Time Model Statistics
The Time Model Statistics section breaks down how database time was spent during the report period. It answers the question: of all the time sessions spent in the database, how much went to SQL execution, transaction management, waiting, etc.?
{screenshot: awr-time-model-section}
Understanding DB Time
DB Time is the total wall-clock time accumulated across all active sessions during the report interval. It is the core metric of the Time Model.
DB Time = Sum of (time each active session spent in the database)

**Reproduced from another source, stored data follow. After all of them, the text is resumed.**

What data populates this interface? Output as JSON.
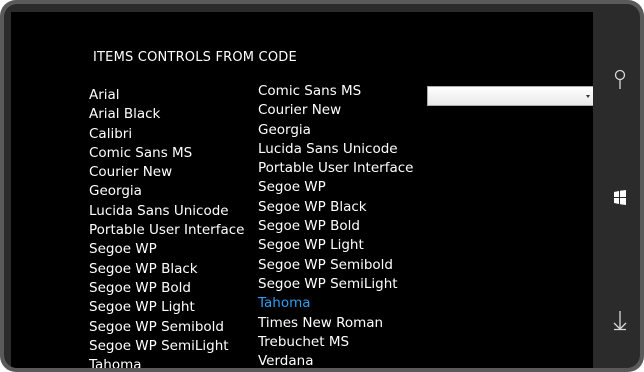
{
  "page": {
    "title": "ITEMS CONTROLS FROM CODE"
  },
  "list_a": {
    "items": [
      "Arial",
      "Arial Black",
      "Calibri",
      "Comic Sans MS",
      "Courier New",
      "Georgia",
      "Lucida Sans Unicode",
      "Portable User Interface",
      "Segoe WP",
      "Segoe WP Black",
      "Segoe WP Bold",
      "Segoe WP Light",
      "Segoe WP Semibold",
      "Segoe WP SemiLight",
      "Tahoma"
    ]
  },
  "list_b": {
    "items": [
      "Comic Sans MS",
      "Courier New",
      "Georgia",
      "Lucida Sans Unicode",
      "Portable User Interface",
      "Segoe WP",
      "Segoe WP Black",
      "Segoe WP Bold",
      "Segoe WP Light",
      "Segoe WP Semibold",
      "Segoe WP SemiLight",
      "Tahoma",
      "Times New Roman",
      "Trebuchet MS",
      "Verdana"
    ],
    "selected": "Tahoma"
  },
  "combo": {
    "value": ""
  },
  "hardware_buttons": {
    "search": "search-icon",
    "start": "windows-logo-icon",
    "back": "back-arrow-icon"
  },
  "colors": {
    "accent": "#2f9ef0",
    "background": "#000000",
    "text": "#ffffff"
  }
}
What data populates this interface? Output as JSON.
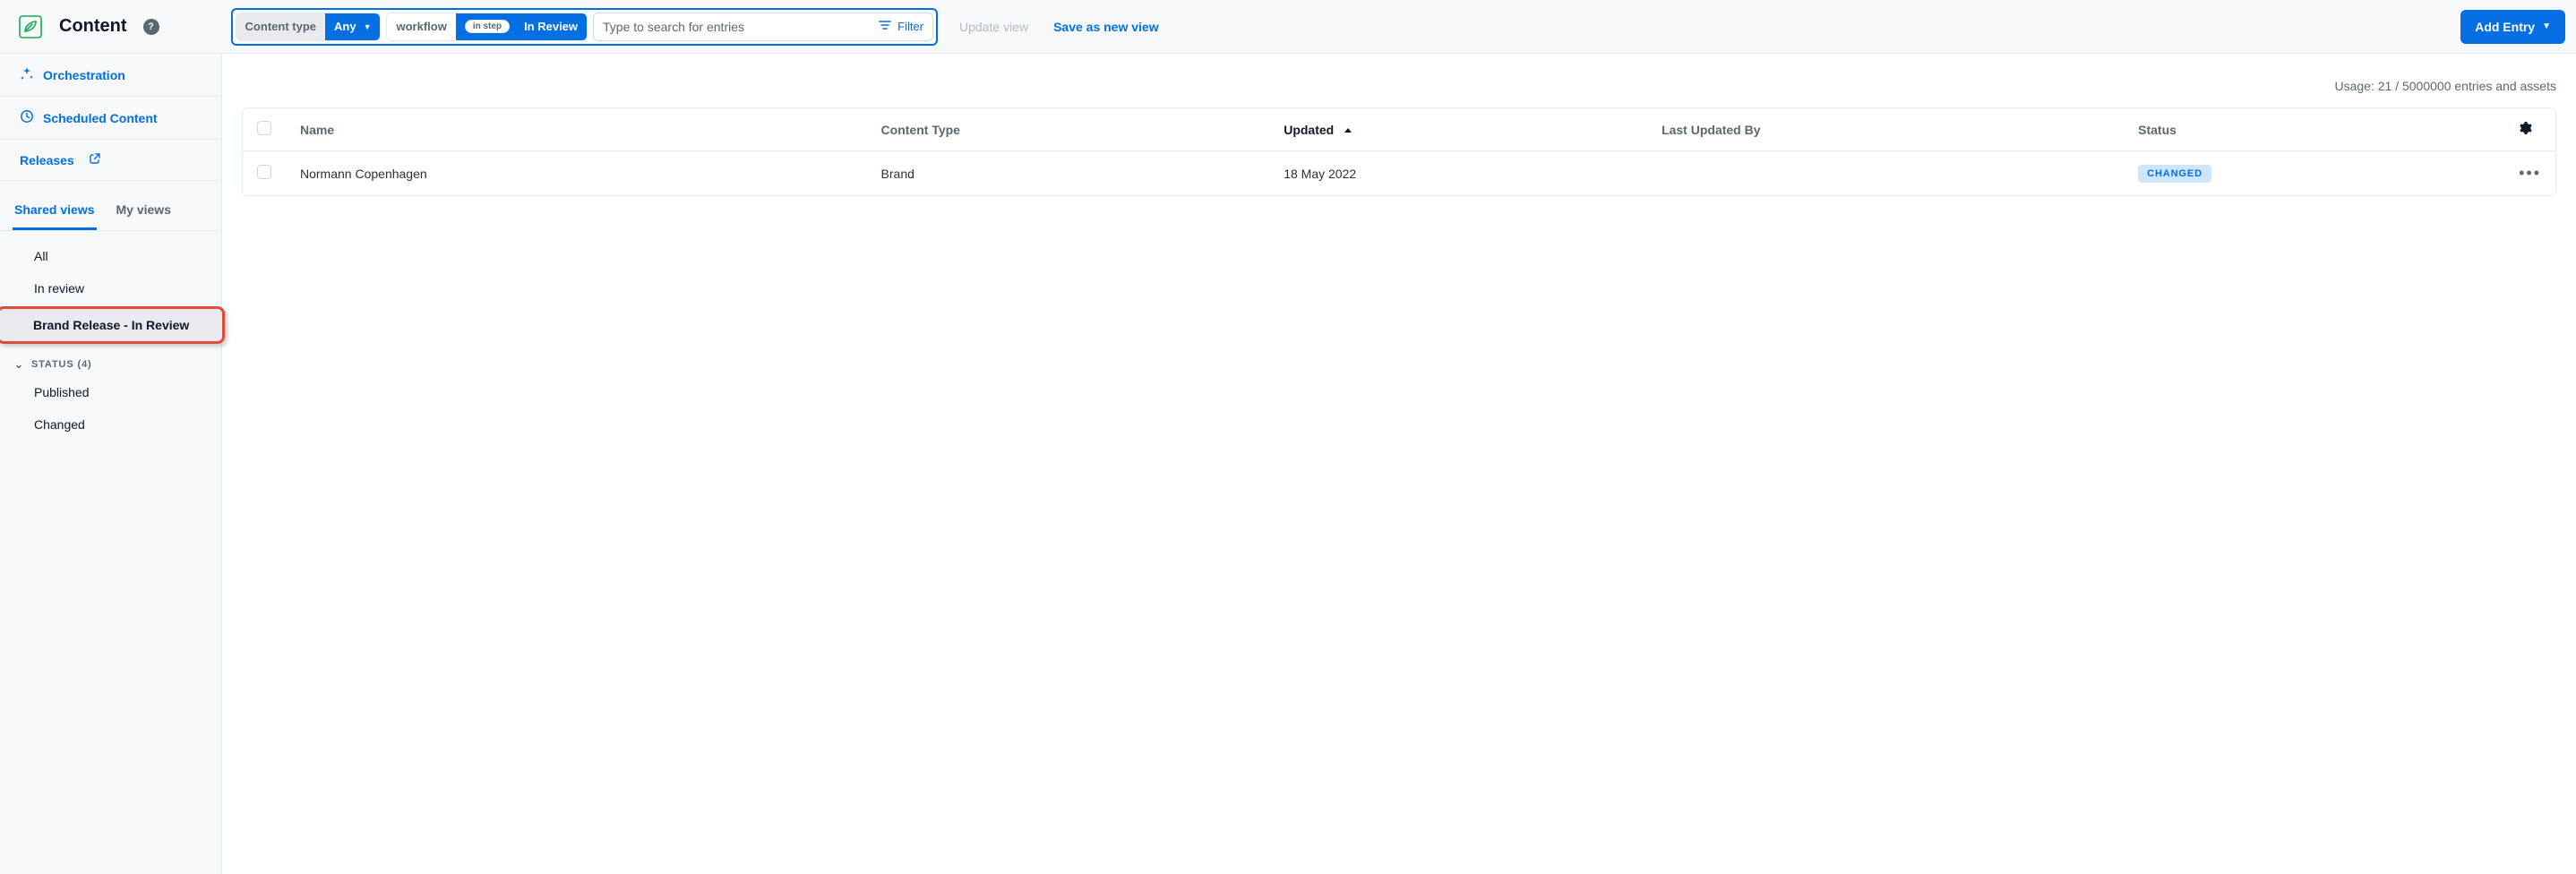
{
  "header": {
    "title": "Content",
    "help_tooltip": "?"
  },
  "filters": {
    "content_type_label": "Content type",
    "content_type_value": "Any",
    "workflow_label": "workflow",
    "workflow_step_badge": "in step",
    "workflow_value": "In Review"
  },
  "search": {
    "placeholder": "Type to search for entries",
    "filter_label": "Filter"
  },
  "actions": {
    "update_view": "Update view",
    "save_as_new_view": "Save as new view",
    "add_entry": "Add Entry"
  },
  "sidebar": {
    "orchestration": "Orchestration",
    "scheduled_content": "Scheduled Content",
    "releases": "Releases",
    "tabs": {
      "shared": "Shared views",
      "my": "My views"
    },
    "views": {
      "all": "All",
      "in_review": "In review",
      "brand_release": "Brand Release - In Review"
    },
    "status_header": "STATUS (4)",
    "statuses": {
      "published": "Published",
      "changed": "Changed"
    }
  },
  "usage": "Usage: 21 / 5000000 entries and assets",
  "table": {
    "columns": {
      "name": "Name",
      "content_type": "Content Type",
      "updated": "Updated",
      "last_updated_by": "Last Updated By",
      "status": "Status"
    },
    "rows": [
      {
        "name": "Normann Copenhagen",
        "content_type": "Brand",
        "updated": "18 May 2022",
        "last_updated_by": "",
        "status": "CHANGED"
      }
    ]
  }
}
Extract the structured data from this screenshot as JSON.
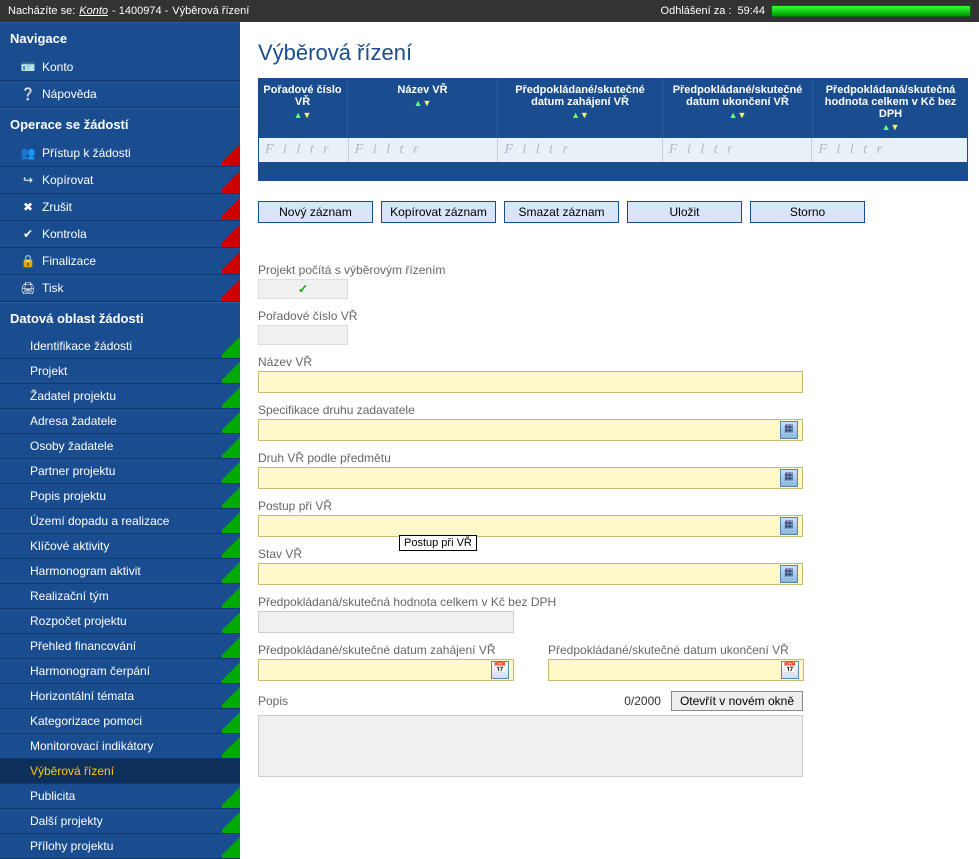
{
  "topbar": {
    "location_prefix": "Nacházíte se:",
    "konto": "Konto",
    "id": "- 1400974 -",
    "page": "Výběrová řízení",
    "logout_label": "Odhlášení za :",
    "logout_time": "59:44"
  },
  "sidebar": {
    "nav_title": "Navigace",
    "nav_items": [
      {
        "label": "Konto",
        "icon": "🪪"
      },
      {
        "label": "Nápověda",
        "icon": "❔"
      }
    ],
    "ops_title": "Operace se žádostí",
    "ops_items": [
      {
        "label": "Přístup k žádosti",
        "icon": "👥",
        "mark": "red"
      },
      {
        "label": "Kopírovat",
        "icon": "↪",
        "mark": "red"
      },
      {
        "label": "Zrušit",
        "icon": "✖",
        "mark": "red"
      },
      {
        "label": "Kontrola",
        "icon": "✔",
        "mark": "red"
      },
      {
        "label": "Finalizace",
        "icon": "🔒",
        "mark": "red"
      },
      {
        "label": "Tisk",
        "icon": "🖨",
        "mark": "red"
      }
    ],
    "data_title": "Datová oblast žádosti",
    "data_items": [
      {
        "label": "Identifikace žádosti",
        "mark": "green"
      },
      {
        "label": "Projekt",
        "mark": "green"
      },
      {
        "label": "Žadatel projektu",
        "mark": "green"
      },
      {
        "label": "Adresa žadatele",
        "mark": "green"
      },
      {
        "label": "Osoby žadatele",
        "mark": "green"
      },
      {
        "label": "Partner projektu",
        "mark": "green"
      },
      {
        "label": "Popis projektu",
        "mark": "green"
      },
      {
        "label": "Území dopadu a realizace",
        "mark": "green"
      },
      {
        "label": "Klíčové aktivity",
        "mark": "green"
      },
      {
        "label": "Harmonogram aktivit",
        "mark": "green"
      },
      {
        "label": "Realizační tým",
        "mark": "green"
      },
      {
        "label": "Rozpočet projektu",
        "mark": "green"
      },
      {
        "label": "Přehled financování",
        "mark": "green"
      },
      {
        "label": "Harmonogram čerpání",
        "mark": "green"
      },
      {
        "label": "Horizontální témata",
        "mark": "green"
      },
      {
        "label": "Kategorizace pomoci",
        "mark": "green"
      },
      {
        "label": "Monitorovací indikátory",
        "mark": "green"
      },
      {
        "label": "Výběrová řízení",
        "mark": "",
        "active": true
      },
      {
        "label": "Publicita",
        "mark": "green"
      },
      {
        "label": "Další projekty",
        "mark": "green"
      },
      {
        "label": "Přílohy projektu",
        "mark": "green"
      }
    ]
  },
  "main": {
    "title": "Výběrová řízení",
    "grid_cols": [
      "Pořadové číslo VŘ",
      "Název VŘ",
      "Předpokládané/skutečné datum zahájení VŘ",
      "Předpokládané/skutečné datum ukončení VŘ",
      "Předpokládaná/skutečná hodnota celkem v Kč bez DPH"
    ],
    "filter_placeholder": "F i l t r",
    "actions": {
      "new": "Nový záznam",
      "copy": "Kopírovat záznam",
      "delete": "Smazat záznam",
      "save": "Uložit",
      "cancel": "Storno"
    },
    "form": {
      "proj_check_label": "Projekt počítá s výběrovým řízením",
      "proj_check_value": "✓",
      "poradove_label": "Pořadové číslo VŘ",
      "nazev_label": "Název VŘ",
      "spec_label": "Specifikace druhu zadavatele",
      "druh_label": "Druh VŘ podle předmětu",
      "postup_label": "Postup při VŘ",
      "postup_tooltip": "Postup při VŘ",
      "stav_label": "Stav VŘ",
      "hodnota_label": "Předpokládaná/skutečná hodnota celkem v Kč bez DPH",
      "datum_zah_label": "Předpokládané/skutečné datum zahájení VŘ",
      "datum_ukon_label": "Předpokládané/skutečné datum ukončení VŘ",
      "popis_label": "Popis",
      "popis_count": "0/2000",
      "popis_open": "Otevřít v novém okně"
    }
  }
}
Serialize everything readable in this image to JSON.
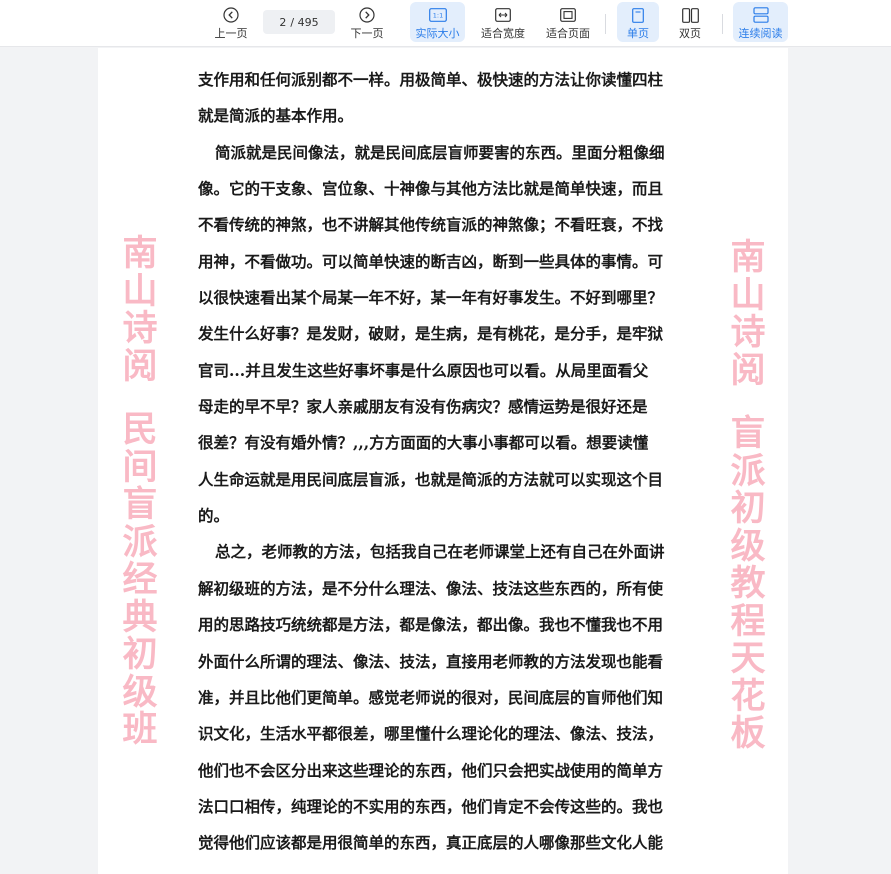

For example, if 10 sessions were each active for 60 seconds during a 1-minute interval, DB Time = 600 seconds (10 minutes of DB Time in 1 minute of elapsed time).
Time Model Components
| Component | Description |
|---|---|
| DB CPU | Time sessions spent actively using CPU |
| SQL Execute Elapsed Time | Time spent executing SQL statements |
| Parse Time Elapsed | Time spent parsing SQL (soft + hard) |
| PL/pgSQL Execution | Time in stored procedures and functions |
| Connection Management | Time spent establishing connections |
| Idle Wait Time | Time sessions spent idle or waiting for client |
Instance Efficiency Ratios
Below the Time Model table, PMP4PG displays key efficiency ratios computed from the snapshot data:
| Ratio | Formula | Healthy Value |
|---|---|---|
| Buffer Cache Hit Ratio | (Blks Hit) / (Blks Hit + Blks Read) × 100 | > 95% |
| Checkpoint Write Ratio | Buffers Checkpoint / Buffers Written | Lower is better |
| Transaction Commit Ratio | Commits / (Commits + Rollbacks) × 100 | > 99% for OLTP |
| Index Usage Ratio | Index scans / (Index + Sequential scans) × 100 | Depends on workload |
{screenshot: awr-efficiency-ratios}
:::tip Interpreting the Cache Hit Ratio
A Buffer Cache Hit Ratio below 90% in an OLTP environment indicates that many queries are reading from disk rather than memory. Consider increasing shared_buffers in postgresql.conf or reviewing query plans for missing indexes causing full table scans.